Practically speaking, the Joint List’s fractious felines can probably come together on the issue of Arab poverty, and Israel’s insufficient assistance to that sector of its citizenry.
Israel ranks high among developed nations in the percentage of its citizens living in poverty. Economist Paul Krugman attributes that in part to “policy choices: Israel does less to lift people out of poverty than any other advanced country.”
According to a 2013 National Insurance Institute report, the poverty rate among Israel’s Arabs – some 20% of the population – was 47.4%.
The same report estimates the poverty rate at the time among Israeli chareidim (approximately 10% of the population) at 66%. Both communities’ high poverty can be attributed, at least in part, to low earnings and government cutbacks in child allotments.
So it might not be outlandish to imagine that, however either impoverished sector may feel about each other, both will vote to bolster any legislation put before the Knesset designed to assist poor families.
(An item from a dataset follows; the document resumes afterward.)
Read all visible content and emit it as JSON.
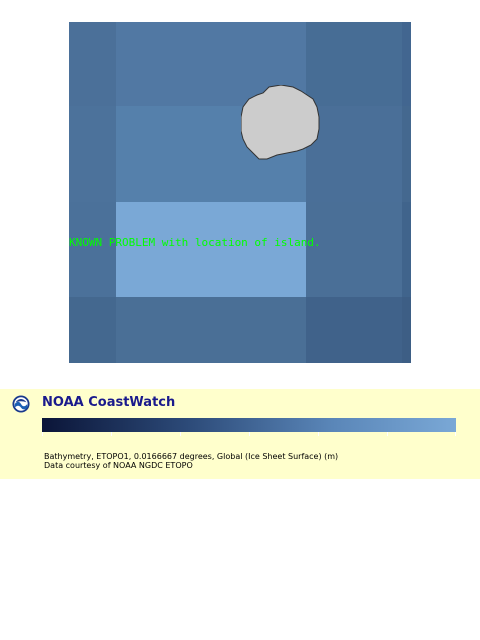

Stranger unplanned but de facto alliances have taken place.
For Jews who perceive Israel in nationalistic or religious colors, the emergence of an Arab party with 13 seats in the Knesset may seem like a violation of the idea of the state. Those of us, though, who see Israel as a wonderful democracy and haven for Jews but who are not flag wavers or Yom Ha’Atzmaut celebrators might dare to hope that the Joint List, the abhorrent nature of some of its members notwithstanding, might end up actually helping advance the Israeli societal good.